I have grieved her dilemma all day, but I’m not without hope. I know numbers of believers like her whose trust in God and powerful, (albeit painful) testimonies bring glory to His Name. Only Jesus, the one who first rescued her soul from Satan’s grip, can keep her body from physical harm. I have reached out to others for advice, and I’m reaching out to you for prayer. 

There’s an uncomfortable precedent to this paradigm, found in the book of John. It doesn’t justify the cause and effect in question; rather, it reveals the changeless nature of Satan’s ploys to destroy.

A short time before Jesus would be condemned for allegedly misrepresenting himself as the long-awaited Messiah, He worked an identifying miracle in the town of Bethany, where his friends Mary, Martha, and Lazarus lived. Lazarus had been dead for four days, but Jesus compassionately and miraculously restored him back to life!

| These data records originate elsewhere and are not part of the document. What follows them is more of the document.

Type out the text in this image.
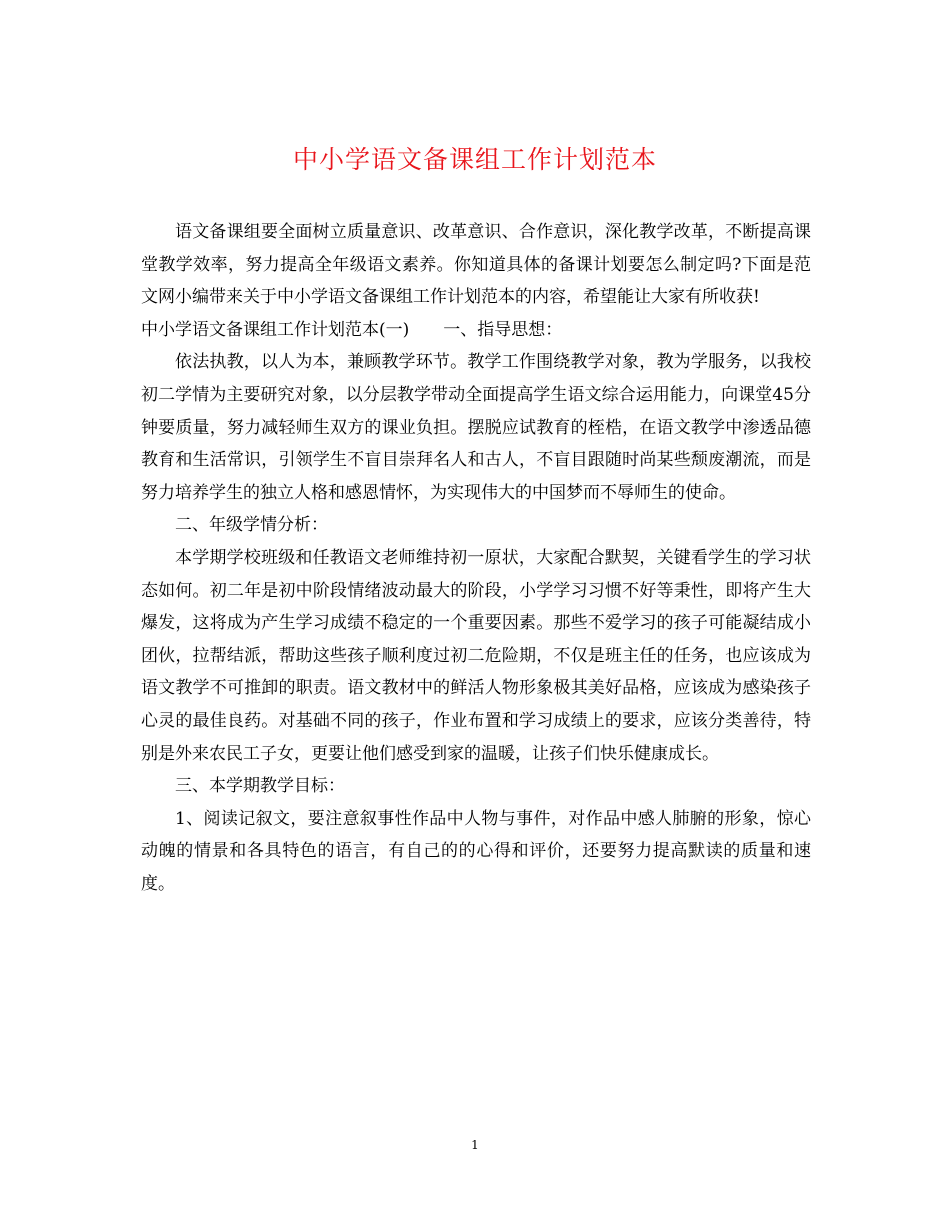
中小学语文备课组工作计划范本

语文备课组要全面树立质量意识、改革意识、合作意识，深化教学改革，不断提高课堂教学效率，努力提高全年级语文素养。你知道具体的备课计划要怎么制定吗?下面是范文网小编带来关于中小学语文备课组工作计划范本的内容，希望能让大家有所收获!

中小学语文备课组工作计划范本(一)　　一、指导思想：

依法执教，以人为本，兼顾教学环节。教学工作围绕教学对象，教为学服务，以我校初二学情为主要研究对象，以分层教学带动全面提高学生语文综合运用能力，向课堂45分钟要质量，努力减轻师生双方的课业负担。摆脱应试教育的桎梏，在语文教学中渗透品德教育和生活常识，引领学生不盲目崇拜名人和古人，不盲目跟随时尚某些颓废潮流，而是努力培养学生的独立人格和感恩情怀，为实现伟大的中国梦而不辱师生的使命。

二、年级学情分析：

本学期学校班级和任教语文老师维持初一原状，大家配合默契，关键看学生的学习状态如何。初二年是初中阶段情绪波动最大的阶段，小学学习习惯不好等秉性，即将产生大爆发，这将成为产生学习成绩不稳定的一个重要因素。那些不爱学习的孩子可能凝结成小团伙，拉帮结派，帮助这些孩子顺利度过初二危险期，不仅是班主任的任务，也应该成为语文教学不可推卸的职责。语文教材中的鲜活人物形象极其美好品格，应该成为感染孩子心灵的最佳良药。对基础不同的孩子，作业布置和学习成绩上的要求，应该分类善待，特别是外来农民工子女，更要让他们感受到家的温暖，让孩子们快乐健康成长。

三、本学期教学目标：

1、阅读记叙文，要注意叙事性作品中人物与事件，对作品中感人肺腑的形象，惊心动魄的情景和各具特色的语言，有自己的的心得和评价，还要努力提高默读的质量和速度。

1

Lazarus and his sisters, along with some disciples and quite a few significant guests had gathered to celebrate the fact that Jesus had raised Lazarus from a very real grave. Mary was so grateful that she anointed Jesus’ feet with some outlandishly expensive perfume. Resurrection from the dead was the order of the day! 

It didn’t take long for word to get out that Lazarus and others were celebrating. John records in his gospel that lots of people gathered around because they had heard that Lazarus was there as well as Jesus. Who wouldn’t want to see a dead man who lived again? 

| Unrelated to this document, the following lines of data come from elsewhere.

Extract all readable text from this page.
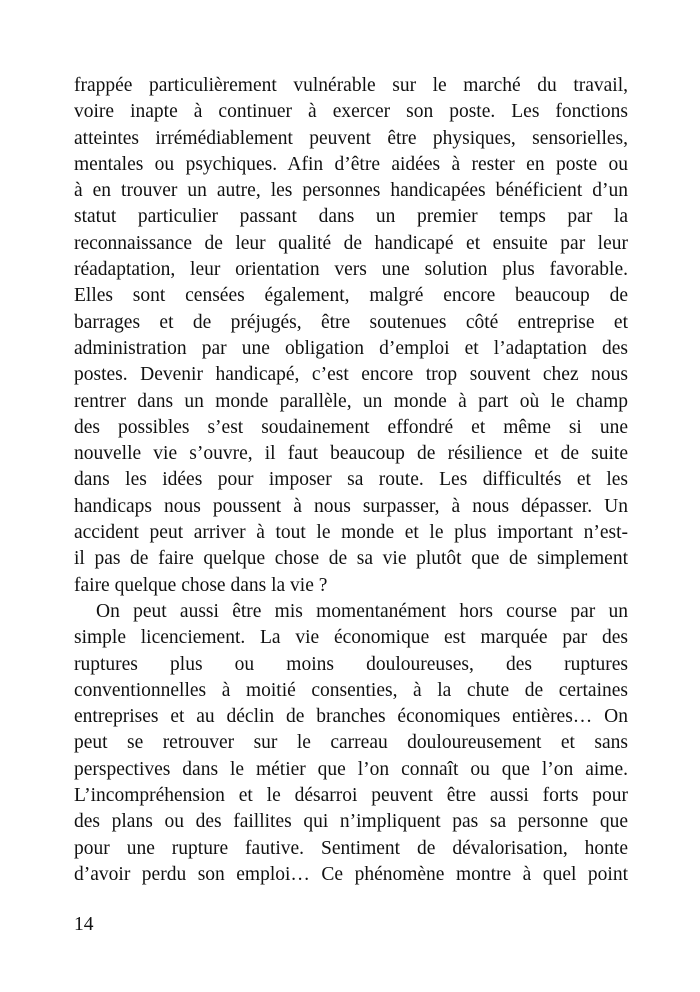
frappée particulièrement vulnérable sur le marché du travail,
voire inapte à continuer à exercer son poste. Les fonctions
atteintes irrémédiablement peuvent être physiques, sensorielles,
mentales ou psychiques. Afin d’être aidées à rester en poste ou
à en trouver un autre, les personnes handicapées bénéficient d’un
statut particulier passant dans un premier temps par la
reconnaissance de leur qualité de handicapé et ensuite par leur
réadaptation, leur orientation vers une solution plus favorable.
Elles sont censées également, malgré encore beaucoup de
barrages et de préjugés, être soutenues côté entreprise et
administration par une obligation d’emploi et l’adaptation des
postes. Devenir handicapé, c’est encore trop souvent chez nous
rentrer dans un monde parallèle, un monde à part où le champ
des possibles s’est soudainement effondré et même si une
nouvelle vie s’ouvre, il faut beaucoup de résilience et de suite
dans les idées pour imposer sa route. Les difficultés et les
handicaps nous poussent à nous surpasser, à nous dépasser. Un
accident peut arriver à tout le monde et le plus important n’est-
il pas de faire quelque chose de sa vie plutôt que de simplement
faire quelque chose dans la vie ?
On peut aussi être mis momentanément hors course par un
simple licenciement. La vie économique est marquée par des
ruptures plus ou moins douloureuses, des ruptures
conventionnelles à moitié consenties, à la chute de certaines
entreprises et au déclin de branches économiques entières… On
peut se retrouver sur le carreau douloureusement et sans
perspectives dans le métier que l’on connaît ou que l’on aime.
L’incompréhension et le désarroi peuvent être aussi forts pour
des plans ou des faillites qui n’impliquent pas sa personne que
pour une rupture fautive. Sentiment de dévalorisation, honte
d’avoir perdu son emploi… Ce phénomène montre à quel point
14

It was the kind of wonder that baffled some folk and highly irritated Jewish religious leaders. Indisputably, Lazarus’ resurrected life would prove the truth about Jesus: that He was Who He said He was. 

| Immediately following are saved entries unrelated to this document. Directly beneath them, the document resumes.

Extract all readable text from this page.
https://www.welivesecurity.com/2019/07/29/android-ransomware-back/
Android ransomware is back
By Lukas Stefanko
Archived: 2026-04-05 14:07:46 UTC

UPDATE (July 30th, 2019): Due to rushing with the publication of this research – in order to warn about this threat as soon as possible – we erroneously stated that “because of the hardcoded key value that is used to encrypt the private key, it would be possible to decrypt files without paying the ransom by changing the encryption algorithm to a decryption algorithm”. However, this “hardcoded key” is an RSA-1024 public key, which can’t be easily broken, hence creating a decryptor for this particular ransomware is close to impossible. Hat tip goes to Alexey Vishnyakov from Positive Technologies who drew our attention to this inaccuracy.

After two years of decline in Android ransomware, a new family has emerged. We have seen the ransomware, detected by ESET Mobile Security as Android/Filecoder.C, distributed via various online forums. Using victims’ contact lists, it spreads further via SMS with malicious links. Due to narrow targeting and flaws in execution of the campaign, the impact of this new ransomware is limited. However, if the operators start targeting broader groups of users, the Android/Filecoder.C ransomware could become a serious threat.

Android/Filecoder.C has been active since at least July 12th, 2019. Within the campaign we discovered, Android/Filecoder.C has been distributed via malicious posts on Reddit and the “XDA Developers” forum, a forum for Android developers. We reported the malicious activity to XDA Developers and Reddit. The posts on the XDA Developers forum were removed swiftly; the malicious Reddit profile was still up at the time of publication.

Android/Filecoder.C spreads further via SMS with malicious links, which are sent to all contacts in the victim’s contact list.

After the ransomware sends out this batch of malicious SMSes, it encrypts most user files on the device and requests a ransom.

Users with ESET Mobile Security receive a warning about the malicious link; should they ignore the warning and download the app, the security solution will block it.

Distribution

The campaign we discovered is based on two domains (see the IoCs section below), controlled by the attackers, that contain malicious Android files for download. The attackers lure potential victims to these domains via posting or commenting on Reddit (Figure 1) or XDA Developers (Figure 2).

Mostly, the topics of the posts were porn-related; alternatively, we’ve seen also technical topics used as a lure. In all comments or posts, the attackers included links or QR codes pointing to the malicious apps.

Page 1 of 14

The chief priests were all the more resolute about killing Jesus, but in their minds, Lazarus would have to die too, again. They made plans “to put Lazarus to death as well, because on account of him many of the Jews were going away and believing in Jesus.” (John 12:11) 

Our sister in her Islamic homeland has received the promise of new life in Christ. Resurrection has become the order of her days! But her redeemed life will threaten those who oppose the truth about Jesus, and like Lazarus, she stands to pay a steep price for her newly-found faith. According to Islamic law, she should be killed. 

This Lenten season, as you and I consider all that Jesus gave so that we might have life, let’s remember that Satan still fights the truth of Christ’s gospel. Let’s give ourselves in prayer for those who have yet to hear God’s good news, and for those whose saved lives bear witness to the truth about Jesus. Please pray specifically for this young lady who faces some difficult days forward.